— На другую?
— На оперативную...
Это было всё, что нашелся он сейчас сказать вместо заранее подготовленных слов, десятки раз повторенных про себя, таких ясных, убедительных. Но подполковник, видимо, понял, о чём просил младший лейтенант, он сказал:
— Погоди, Белоухов, каждому в свой час.
Это и опасался услышать Белоухов. Каждый
хорош на своём месте: одним место в разведке, а другим — в штабе за рацией. Белоухов на секунду пригнул голову, как под ударом, скуластые щёки залило румянцем. Подполковник проговорил примиряюще:
— На всех хватит, Белоухов. Наша борьба не на жизнь, а на смерть, и впереди у нас ещё много серьёзных испытаний.
Когда младший лейтенант ушёл, Подречный поправил подушку под головой Ярунина, укрыл его одеялом.
— Ты чего? — спросил подполковник,— почему ты остался?
Подречный укоризненно покачал головой. Ярунин закрыл глаза, но он не спал, сквозь полуприкрытые веки ему было видно безбровое, обожжённое солнцем доброе лицо Подречного.
Дубяга лежал на постели поверх одеяла, ловой к двери. Белоухов осторожно прикрыл за собою дверь, ступая на носках, сделал несколько шагов по комнате; предательски заскрипели половицы.
— Жора, — нерешительно позвал он — вот табачку принёс, у тебя-то, наверное, курево кончилось.
Дубяга молчал. Белоухов положил пачку табака на край стола поближе к постели, потоптался на месте, заговорил громче:
— Брось, Жорка, нельзя впадать в такое настроение.
Дубяга приподнялся на локте.
— Уйди,— каким-то чужим голосом сказал он.
Белоухов пошёл было к двери, но раздумал,
зачерпнул висевшим на стене черпаком воду из ведра, напился и сел на стул в дальнем углу комнаты.

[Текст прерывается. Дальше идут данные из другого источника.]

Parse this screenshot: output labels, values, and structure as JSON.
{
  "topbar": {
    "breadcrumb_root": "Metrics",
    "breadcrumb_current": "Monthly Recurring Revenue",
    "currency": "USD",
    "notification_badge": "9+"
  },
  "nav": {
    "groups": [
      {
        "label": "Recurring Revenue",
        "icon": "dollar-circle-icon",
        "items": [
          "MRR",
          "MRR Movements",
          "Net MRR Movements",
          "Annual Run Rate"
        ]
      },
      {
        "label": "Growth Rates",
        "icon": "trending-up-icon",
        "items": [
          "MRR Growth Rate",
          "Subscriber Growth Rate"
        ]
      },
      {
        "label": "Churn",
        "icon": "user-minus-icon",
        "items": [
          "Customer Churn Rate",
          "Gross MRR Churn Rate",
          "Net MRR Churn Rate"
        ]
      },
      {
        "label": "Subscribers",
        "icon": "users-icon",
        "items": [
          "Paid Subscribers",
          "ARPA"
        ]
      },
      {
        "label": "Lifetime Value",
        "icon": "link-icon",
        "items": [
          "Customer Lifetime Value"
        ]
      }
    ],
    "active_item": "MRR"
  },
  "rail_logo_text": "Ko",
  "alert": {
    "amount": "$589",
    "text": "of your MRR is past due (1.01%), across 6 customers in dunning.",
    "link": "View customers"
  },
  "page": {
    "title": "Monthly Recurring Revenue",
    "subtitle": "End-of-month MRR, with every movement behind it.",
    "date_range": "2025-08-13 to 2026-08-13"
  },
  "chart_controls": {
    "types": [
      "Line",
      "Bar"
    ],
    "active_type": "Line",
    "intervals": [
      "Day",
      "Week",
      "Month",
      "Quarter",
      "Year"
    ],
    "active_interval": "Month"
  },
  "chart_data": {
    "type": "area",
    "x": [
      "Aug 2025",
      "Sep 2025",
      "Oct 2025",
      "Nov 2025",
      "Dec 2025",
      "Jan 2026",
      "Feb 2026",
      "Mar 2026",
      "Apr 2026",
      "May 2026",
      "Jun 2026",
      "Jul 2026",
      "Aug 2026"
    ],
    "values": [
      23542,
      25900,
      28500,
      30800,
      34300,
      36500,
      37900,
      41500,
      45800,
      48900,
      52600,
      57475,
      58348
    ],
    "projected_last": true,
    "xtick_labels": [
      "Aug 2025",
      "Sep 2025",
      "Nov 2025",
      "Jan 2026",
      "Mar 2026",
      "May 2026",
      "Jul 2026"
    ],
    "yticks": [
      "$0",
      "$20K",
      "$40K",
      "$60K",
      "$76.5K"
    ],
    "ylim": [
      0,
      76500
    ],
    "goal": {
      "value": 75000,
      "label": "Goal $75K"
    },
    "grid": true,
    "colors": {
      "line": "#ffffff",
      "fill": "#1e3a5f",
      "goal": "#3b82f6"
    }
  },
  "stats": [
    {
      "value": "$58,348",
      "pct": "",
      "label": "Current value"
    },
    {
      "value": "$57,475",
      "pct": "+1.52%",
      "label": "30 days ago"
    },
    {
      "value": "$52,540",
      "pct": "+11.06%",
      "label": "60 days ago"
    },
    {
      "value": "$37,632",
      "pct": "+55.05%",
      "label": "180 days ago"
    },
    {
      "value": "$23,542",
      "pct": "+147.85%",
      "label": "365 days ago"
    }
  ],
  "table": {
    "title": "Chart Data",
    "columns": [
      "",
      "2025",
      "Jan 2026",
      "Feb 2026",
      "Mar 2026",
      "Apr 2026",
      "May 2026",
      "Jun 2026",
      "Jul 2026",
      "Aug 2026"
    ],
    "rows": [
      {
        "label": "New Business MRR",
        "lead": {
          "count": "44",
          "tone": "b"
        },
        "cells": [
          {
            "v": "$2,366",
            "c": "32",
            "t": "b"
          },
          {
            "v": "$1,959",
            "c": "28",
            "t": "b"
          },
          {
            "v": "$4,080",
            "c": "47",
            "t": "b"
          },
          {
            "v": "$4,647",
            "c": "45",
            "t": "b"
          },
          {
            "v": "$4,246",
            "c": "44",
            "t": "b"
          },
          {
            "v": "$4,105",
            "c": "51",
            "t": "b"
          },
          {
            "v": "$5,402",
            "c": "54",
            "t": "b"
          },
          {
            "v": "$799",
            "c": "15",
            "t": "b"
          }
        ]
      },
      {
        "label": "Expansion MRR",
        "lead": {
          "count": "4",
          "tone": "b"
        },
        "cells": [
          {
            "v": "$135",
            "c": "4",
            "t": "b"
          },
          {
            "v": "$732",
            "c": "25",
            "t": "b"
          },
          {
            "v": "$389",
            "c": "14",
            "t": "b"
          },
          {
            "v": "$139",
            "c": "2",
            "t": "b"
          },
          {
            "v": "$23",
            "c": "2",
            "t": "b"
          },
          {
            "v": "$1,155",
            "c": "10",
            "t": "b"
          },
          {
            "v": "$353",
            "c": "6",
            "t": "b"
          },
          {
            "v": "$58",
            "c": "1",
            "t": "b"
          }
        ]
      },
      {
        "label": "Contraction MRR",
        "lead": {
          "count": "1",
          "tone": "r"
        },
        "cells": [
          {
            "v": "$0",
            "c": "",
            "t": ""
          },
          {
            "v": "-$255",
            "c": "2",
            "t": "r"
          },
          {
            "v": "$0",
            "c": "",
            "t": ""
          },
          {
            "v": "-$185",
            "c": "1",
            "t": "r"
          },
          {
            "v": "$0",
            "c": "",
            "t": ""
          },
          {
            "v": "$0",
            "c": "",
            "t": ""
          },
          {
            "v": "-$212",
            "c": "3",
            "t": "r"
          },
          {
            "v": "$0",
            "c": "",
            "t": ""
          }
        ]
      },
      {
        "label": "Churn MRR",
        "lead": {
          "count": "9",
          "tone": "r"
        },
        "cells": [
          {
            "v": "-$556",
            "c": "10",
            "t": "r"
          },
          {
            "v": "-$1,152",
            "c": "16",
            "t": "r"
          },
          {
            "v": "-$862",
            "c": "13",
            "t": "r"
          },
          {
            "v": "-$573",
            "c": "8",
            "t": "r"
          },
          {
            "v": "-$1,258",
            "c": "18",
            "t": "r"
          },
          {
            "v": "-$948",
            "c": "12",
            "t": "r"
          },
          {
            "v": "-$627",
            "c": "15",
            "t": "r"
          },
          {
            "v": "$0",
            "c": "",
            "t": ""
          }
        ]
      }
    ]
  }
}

— Поговорить с тобой всё собираюсь, — начал он немного спустя.— Ты вот сейчас, конечно, не очень расположен слушать. Всё же посоветоваться хотел с тобой... — Он сдвинул пилотку на затылок, провёл рукой по жёстким волосам. Дубяга молчал. — Понимаешь,— продолжал Белоухов,— пытался я обратиться к подполковнику. Тяготит меня моя работа... Особенно теперь, когда так тяжело на юге. Слышу наших разведчиков из тыла и каждый раз жду, что кто-нибудь из них спросит меня: ну как ты там поживаешь в тёпленьком своем местечке?..— он замолчал, уставившись на носки своих сапог.— Потом, вот ещё что... Здесь на хуторе живёт одна женщина... Тоня...
— О чём ты мелешь? — перебил его Дубяга.
Белоухов поднял лицо. Дубяга лежал в прежней позе, заложив руки за голову, был виден только его затылок.
— Я действительно пойду, — сказал Белоухов, поднявшись. Ему досадно стало, что он затеял этот ненужный разговор, пооткровенничал.